HONG KONG: Chief Executive of the Hong Kong Special Administrative Region (HKSAR) Carrie Lam said on Tuesday that according to the Basic Law, the HKSAR is not bestowed the separation of powers.
The executive, legislative and judicial powers enjoyed by the HKSAR are not shared with, but are instead authorized by the central authorities, Lam told a press briefing ahead of an Executive Council meeting, adding that the chief executive is at the core of the executive-led framework.
The HKSAR Basic Law stipulates that the HKSAR is an inalienable part of the People’s Republic of China and a local administrative region enjoying a high degree of autonomy, which is directly under the jurisdiction of the central government, Lam said.
She pointed out that a high degree of autonomy is not a full autonomy. The executive, legislative and judicial powers enjoyed by the HKSAR are granted by the central government. The three organs perform their respective duties, exercise checks and balances, and cooperate with each other, and are ultimately accountable to the central authorities through the chief executive of the HKSAR.
According to the HKSAR Basic Law, the chief executive is accountable to both the central government and the HKSAR, Lam said.
She stressed that the executive-led framework is the core of the implementation of the system authorized by the central authorities in the HKSAR.

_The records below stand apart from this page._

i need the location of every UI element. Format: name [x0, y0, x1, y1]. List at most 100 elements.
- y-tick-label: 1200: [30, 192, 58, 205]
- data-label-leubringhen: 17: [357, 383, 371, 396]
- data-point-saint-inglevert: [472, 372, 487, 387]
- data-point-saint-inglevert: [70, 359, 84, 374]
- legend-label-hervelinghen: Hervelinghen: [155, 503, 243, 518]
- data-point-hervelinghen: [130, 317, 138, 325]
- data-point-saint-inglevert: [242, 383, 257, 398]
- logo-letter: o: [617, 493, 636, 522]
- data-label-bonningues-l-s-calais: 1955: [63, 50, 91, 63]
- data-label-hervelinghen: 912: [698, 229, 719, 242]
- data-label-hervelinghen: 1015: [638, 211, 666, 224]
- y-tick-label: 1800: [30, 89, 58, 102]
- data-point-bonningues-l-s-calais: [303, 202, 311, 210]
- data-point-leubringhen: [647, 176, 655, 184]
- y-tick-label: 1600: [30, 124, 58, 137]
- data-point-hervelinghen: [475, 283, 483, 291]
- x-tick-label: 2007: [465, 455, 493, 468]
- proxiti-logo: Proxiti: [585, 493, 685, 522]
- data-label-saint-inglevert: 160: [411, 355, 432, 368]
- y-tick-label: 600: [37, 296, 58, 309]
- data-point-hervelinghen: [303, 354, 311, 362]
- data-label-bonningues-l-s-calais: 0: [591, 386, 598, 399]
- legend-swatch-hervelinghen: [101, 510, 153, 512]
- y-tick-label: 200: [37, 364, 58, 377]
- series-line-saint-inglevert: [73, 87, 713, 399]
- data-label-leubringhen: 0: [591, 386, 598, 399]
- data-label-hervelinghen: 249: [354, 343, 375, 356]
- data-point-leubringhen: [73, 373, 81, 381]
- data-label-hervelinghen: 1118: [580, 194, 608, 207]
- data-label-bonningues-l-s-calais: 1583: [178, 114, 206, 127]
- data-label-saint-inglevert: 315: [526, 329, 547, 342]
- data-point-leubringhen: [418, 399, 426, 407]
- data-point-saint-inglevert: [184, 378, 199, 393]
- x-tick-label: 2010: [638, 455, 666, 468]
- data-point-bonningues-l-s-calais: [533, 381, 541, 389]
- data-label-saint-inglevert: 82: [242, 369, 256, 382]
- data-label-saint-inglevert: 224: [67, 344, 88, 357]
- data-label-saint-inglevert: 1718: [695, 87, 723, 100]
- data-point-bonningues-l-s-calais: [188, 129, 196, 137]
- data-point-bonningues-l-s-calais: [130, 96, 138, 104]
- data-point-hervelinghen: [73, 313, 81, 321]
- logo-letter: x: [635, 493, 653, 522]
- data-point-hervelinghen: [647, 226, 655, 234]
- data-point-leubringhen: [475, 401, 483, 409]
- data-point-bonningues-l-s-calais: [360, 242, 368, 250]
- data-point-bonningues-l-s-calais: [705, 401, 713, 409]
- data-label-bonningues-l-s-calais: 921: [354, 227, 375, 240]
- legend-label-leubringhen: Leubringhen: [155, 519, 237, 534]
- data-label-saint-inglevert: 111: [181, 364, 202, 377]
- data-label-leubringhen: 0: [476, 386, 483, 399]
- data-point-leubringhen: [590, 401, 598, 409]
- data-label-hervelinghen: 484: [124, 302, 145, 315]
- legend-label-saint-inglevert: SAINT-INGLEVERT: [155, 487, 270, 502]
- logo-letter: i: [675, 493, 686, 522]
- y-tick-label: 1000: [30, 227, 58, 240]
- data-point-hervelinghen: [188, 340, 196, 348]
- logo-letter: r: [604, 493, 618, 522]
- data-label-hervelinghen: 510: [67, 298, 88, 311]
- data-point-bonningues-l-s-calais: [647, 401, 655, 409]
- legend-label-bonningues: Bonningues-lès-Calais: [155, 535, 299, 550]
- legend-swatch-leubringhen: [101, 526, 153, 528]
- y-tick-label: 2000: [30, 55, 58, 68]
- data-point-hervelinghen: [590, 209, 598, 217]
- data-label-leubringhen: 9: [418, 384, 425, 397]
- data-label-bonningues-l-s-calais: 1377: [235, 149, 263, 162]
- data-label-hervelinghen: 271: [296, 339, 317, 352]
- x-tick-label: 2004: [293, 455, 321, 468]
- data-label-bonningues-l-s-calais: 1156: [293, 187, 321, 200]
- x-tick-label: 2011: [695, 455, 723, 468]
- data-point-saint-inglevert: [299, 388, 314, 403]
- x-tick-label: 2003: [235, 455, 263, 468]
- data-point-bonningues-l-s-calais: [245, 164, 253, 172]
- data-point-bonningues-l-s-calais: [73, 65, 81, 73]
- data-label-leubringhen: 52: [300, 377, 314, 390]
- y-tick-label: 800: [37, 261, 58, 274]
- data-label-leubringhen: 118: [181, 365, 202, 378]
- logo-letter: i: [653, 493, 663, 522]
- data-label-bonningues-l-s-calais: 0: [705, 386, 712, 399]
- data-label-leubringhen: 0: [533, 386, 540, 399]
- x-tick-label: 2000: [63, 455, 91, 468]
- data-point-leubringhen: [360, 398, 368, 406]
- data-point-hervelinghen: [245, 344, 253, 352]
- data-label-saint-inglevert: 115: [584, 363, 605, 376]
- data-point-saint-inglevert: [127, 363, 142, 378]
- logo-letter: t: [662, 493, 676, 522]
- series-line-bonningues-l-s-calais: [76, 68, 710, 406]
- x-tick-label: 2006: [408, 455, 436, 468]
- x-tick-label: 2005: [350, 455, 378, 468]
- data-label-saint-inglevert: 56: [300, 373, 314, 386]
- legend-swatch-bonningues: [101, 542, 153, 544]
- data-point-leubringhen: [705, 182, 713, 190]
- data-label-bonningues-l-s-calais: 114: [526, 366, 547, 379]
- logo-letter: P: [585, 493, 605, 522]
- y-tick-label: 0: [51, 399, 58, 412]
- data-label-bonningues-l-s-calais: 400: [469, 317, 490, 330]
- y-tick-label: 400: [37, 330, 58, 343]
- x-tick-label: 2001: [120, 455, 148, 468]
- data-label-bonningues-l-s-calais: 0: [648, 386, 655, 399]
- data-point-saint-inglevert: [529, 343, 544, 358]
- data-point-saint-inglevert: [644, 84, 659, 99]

Lam said the original meaning of Hong Kong’s constitutional order is crucial to the effective and accurate implementation of “one country, two systems” and ensuring Hong Kong’s long-term prosperity and stability.
She emphasized that the Liberal Studies course in Hong Kong’s secondary education is very important. The content of the teaching materials should be accurate and should not be ambiguous about Hong Kong’s constitutional system.
Lam said that because of inadequate education and promotion, some people mislead and create contradictions either due to limited knowledge or deliberately. That is why there are misunderstandings and disputes about Hong Kong’s constitutional order.
From now on, the HKSAR government must have the courage to say the right thing and right the wrongs, she said.